Lemelson v. Bendix Corp.

104 F.R.D. 13, 39 Fed. R. Serv. 2d 1312, 1984 U.S. Dist. LEXIS 24106
CourtDistrict Court, D. Delaware
DecidedAugust 24, 1984
DocketCiv. A. No. 82-308 CMW
StatusPublished
Cited by6 cases

This text of 104 F.R.D. 13 (Lemelson v. Bendix Corp.) is published on Counsel Stack Legal Research, covering District Court, D. Delaware primary law. Counsel Stack provides free access to over 12 million legal documents including statutes, case law, regulations, and constitutions.

Bluebook
Lemelson v. Bendix Corp., 104 F.R.D. 13, 39 Fed. R. Serv. 2d 1312, 1984 U.S. Dist. LEXIS 24106 (D. Del. 1984).

Opinion

MEMORANDUM OPINION

CALEB M. WRIGHT, Senior District Judge.

This action was filed by plaintiff Jerome H. Lemelson (hereinafter “Lemelson”) against defendants The Bendix Corporation (hereinafter “Bendix”) and Brown & Sharpe Manufacturing Company (hereinafter “Brown & Sharpe”) on June 1, 1982. The complaint essentially alleges that Bendix and Brown & Sharpe unlawfully “combined and conspired with one another to boycott Lemelson” and refused to negotiate independently with Lemelson to take a license under his patents in violation of the antitrust laws. (Complaint ¶ 17) (Dkt. No. 1). The answers of defendants deny the material allegations of the complaint.

Presently pending before the Court is plaintiff’s motion to compel the production of certain documents which the defendants and the United States Government claim to be protected by the attorney-client privilege and work product doctrine. The documents at issue have been submitted to the Court for in camera inspection. After a careful review of those documents, the Court finds that defendants and the government have generally met their burden of establishing that the documents are protected by the attorney-client privilege and work product doctrine. The Court also finds that plaintiff has not met his burden of establishing a prima facie case of conspiracy to violate the antitrust laws sufficient to vitiate attorney-client or work product protection. Accordingly, an order will be entered denying plaintiff’s motion to compel with respect to most of the documents in issue.

FACTS

This case has a long and complicated factual history. However, for purposes of this motion, the Court believes that a brief summary of the relevant events will be sufficient. Plaintiff, a holder of numerous patents, began in the late 1960s to contact various manufacturers of coordinate measuring machines, including defendants, in an attempt to induce these manufacturers to take a license under certain patents which plaintiff believed to be infringed by these machines. From 1969 to 1973, there were numerous contacts between plaintiff and defendants regarding whether defendants would take a license under plaintiff’s [15]*15patents. Both defendants persistently refused to take a license, believing that plaintiff’s patents were invalid and that their machines were non-infringing. See Exhibit A to Plaintiff’s Opening Brief in Support of His Motion to Compel (Dkt. No. 134). From 1973 to 1979, there was no apparent contact between plaintiff and defendants.
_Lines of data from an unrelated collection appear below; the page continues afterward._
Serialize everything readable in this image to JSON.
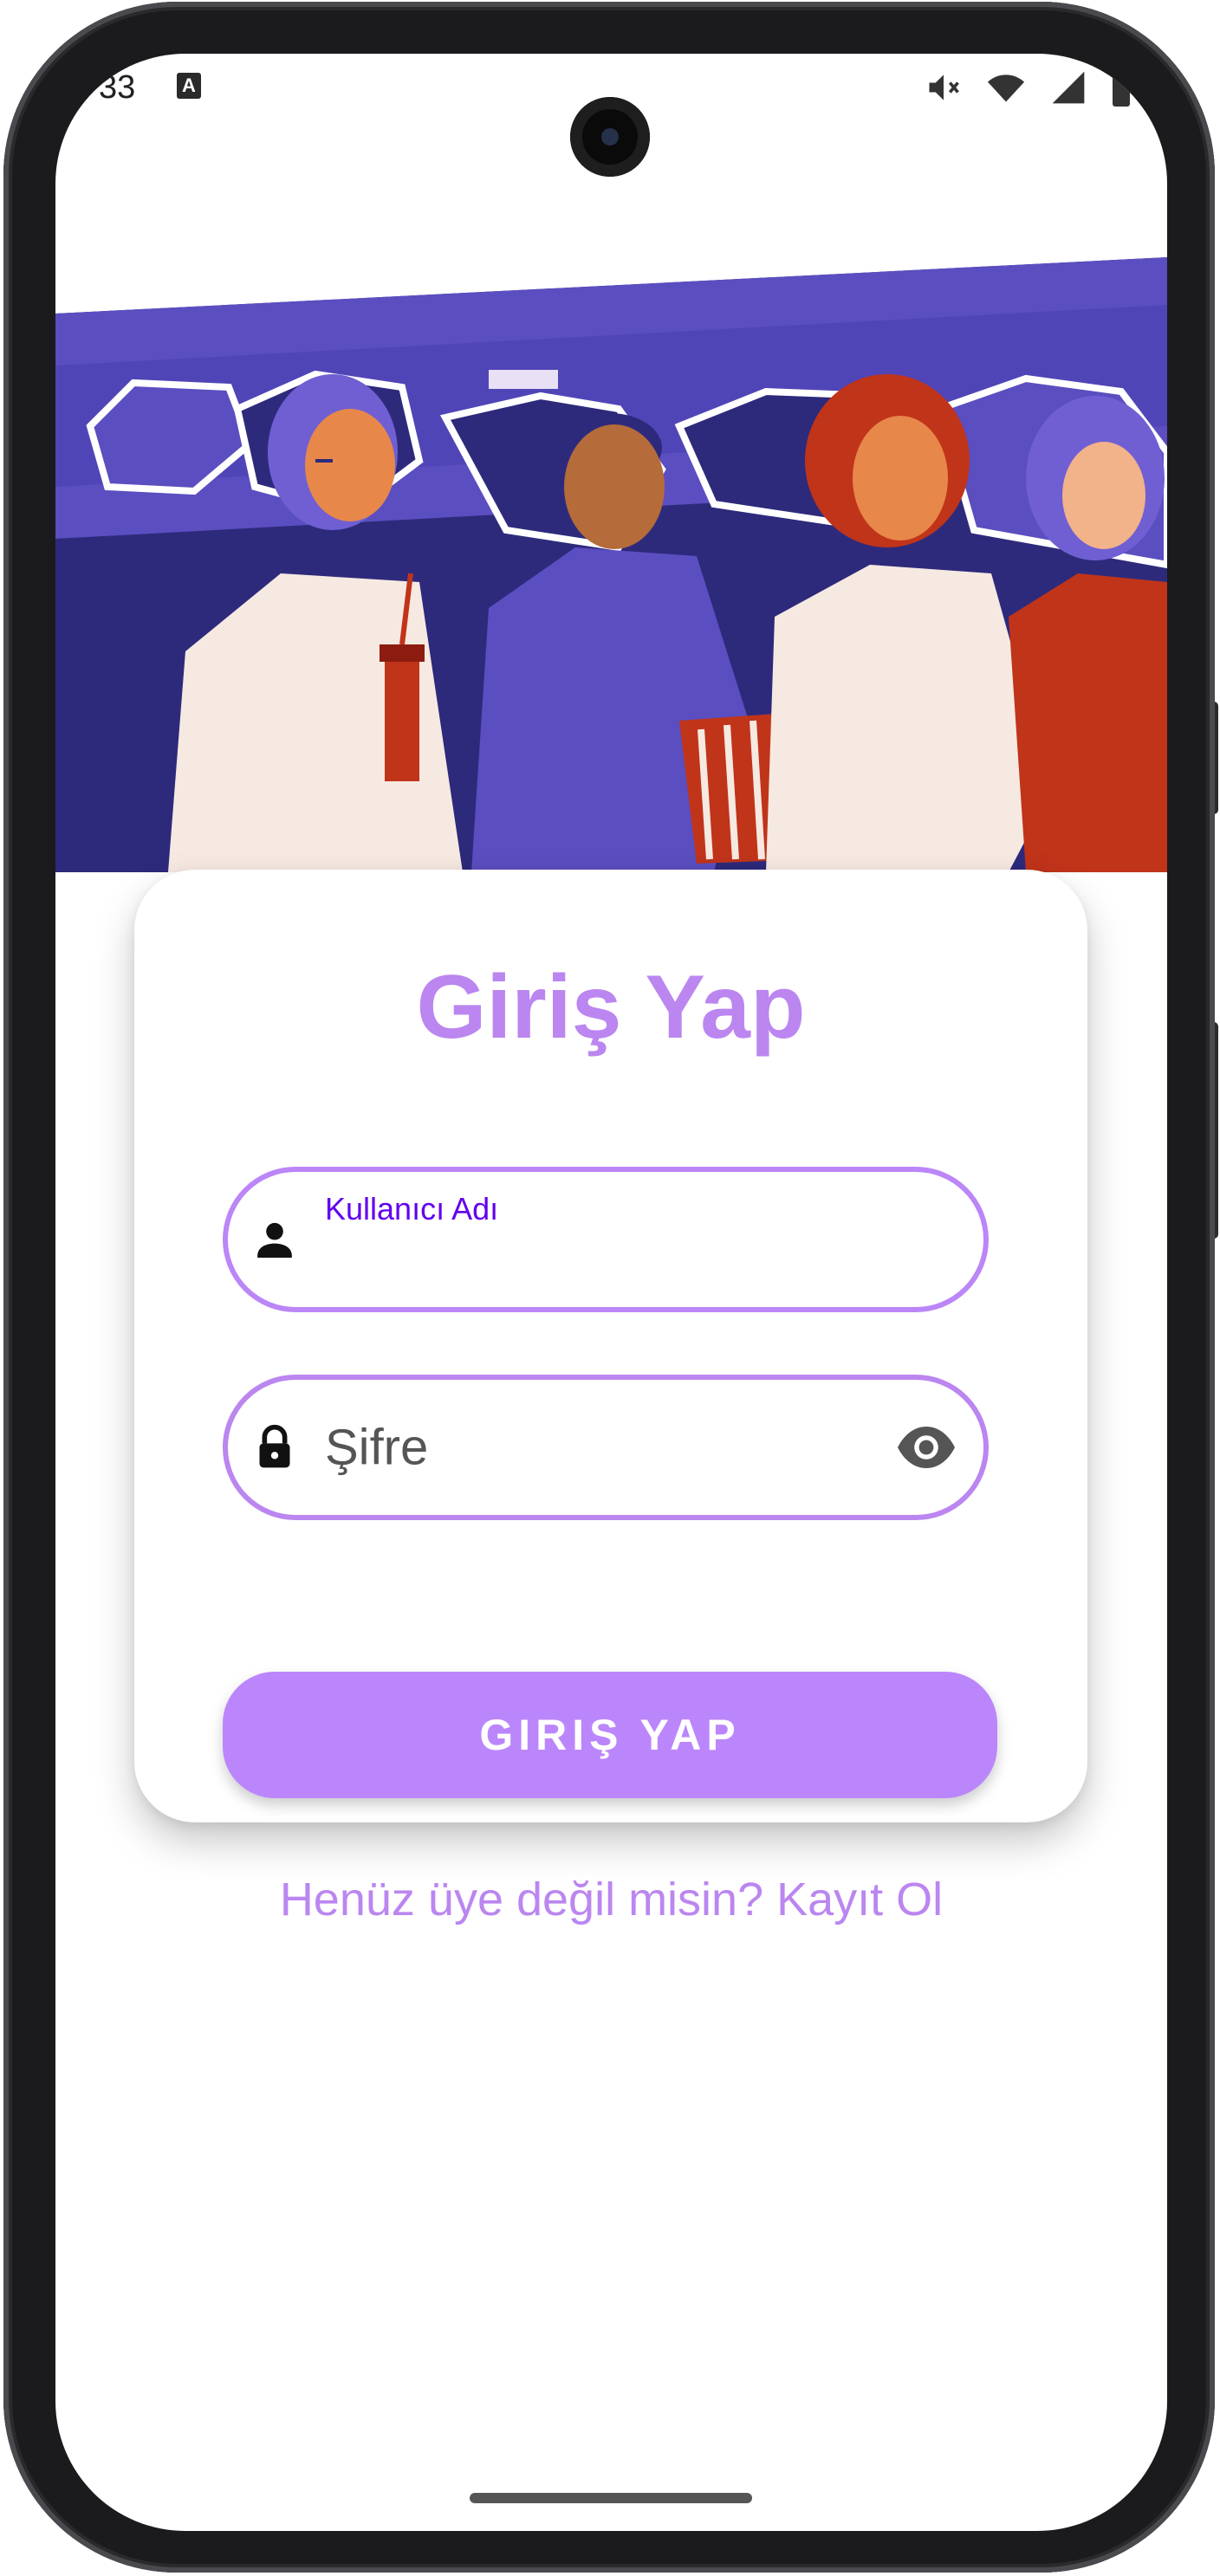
{
  "status_bar": {
    "time": "33",
    "keyboard_indicator": "A",
    "icons": [
      "mute-icon",
      "wifi-icon",
      "signal-icon",
      "battery-icon"
    ]
  },
  "hero": {
    "image": "cinema-audience-illustration",
    "colors": {
      "purple": "#5b4ec0",
      "dark": "#2d2a7c",
      "cream": "#f6e9e1",
      "skin": "#e8874a",
      "red": "#c0341a"
    }
  },
  "login": {
    "title": "Giriş Yap",
    "username": {
      "label": "Kullanıcı Adı",
      "value": "",
      "icon": "person-icon"
    },
    "password": {
      "placeholder": "Şifre",
      "value": "",
      "icon": "lock-icon",
      "toggle_icon": "eye-icon"
    },
    "submit_label": "GIRIŞ YAP",
    "signup_text": "Henüz üye değil misin? Kayıt Ol"
  },
  "colors": {
    "accent": "#bb86fc",
    "title": "#bb86f0",
    "label": "#6200ee",
    "background": "#ffffff"
  }
}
During that period of time, defendants marketed computer-controlled coordinate measuring machines (hereinafter “CCMMs”) and sold them, inter alia, to the United States Navy, Army, DOE and NASA.1 Plaintiff, believing his patents to be infringed, filed an administrative claim with the Navy. In 1979, with his administrative claim still unresolved, he brought suit in the United States Claims Court. Both Bendix and Brown & Sharpe voluntarily entered that suit as third-party defendants.

After the Claims Court litigation was filed, plaintiff, in December, 1979, again wrote to both defendants, seeking a license and a settlement of his patent infringement claims. In January, 1980, Bendix responded, indicating again that, while the company was willing to discuss settlement, it did not believe that plaintiff’s patents were valid or that its machines infringed plaintiff’s patents. Subsequent discussions did not result in settlement. See Exhibit B-1 to Plaintiff’s Opening Brief in Support of His Motion to Compel (Dkt. No. 134). In March, 1980, the law firm of Barlow & Barlow, outside counsel for Brown & Sharpe, responded to plaintiff, stating that, while there was no basis for plaintiff's claims, they were willing to discuss the matter. Settlement discussions with Brown & Sharpe also occurred; however, plaintiff’s demands again were refused. See Appendix A to Brief of Brown & Sharpe in Opposition to Plaintiff’s Motion to Compel (Dkt. No. 139) (Deposition of William Jackson).

In March, 1980, the law firm of Pennie & Edmonds filed an appearance on behalf of both defendants in the Claims Court litigation. On April 7, 1980, John Kidd, a partner at Pennie & Edmonds, and lead counsel in the Claims Court litigation, wrote to William Jackson, plaintiff’s attorney in the Claims Court litigation, objecting to Jackson’s direct contact with the parties. See Exhibit A-2 to Plaintiff’s Opening Brief in Support of His Motion to Compel (Dkt. No. 134). Plaintiff alleges that the appearance of Pennie & Edmonds as joint counsel, and the letter of Kidd dated April 7, 1980, resulted in the frustration of promising settlement discussions and the prevention of direct discussions between plaintiff and each of the defendants. Defendants allege that direct discussions with each defendant continued to occur and that the joint counsel arrangement in the Claims Court litigation did not interfere with their individual freedom of action in pursuing settlement with plaintiff.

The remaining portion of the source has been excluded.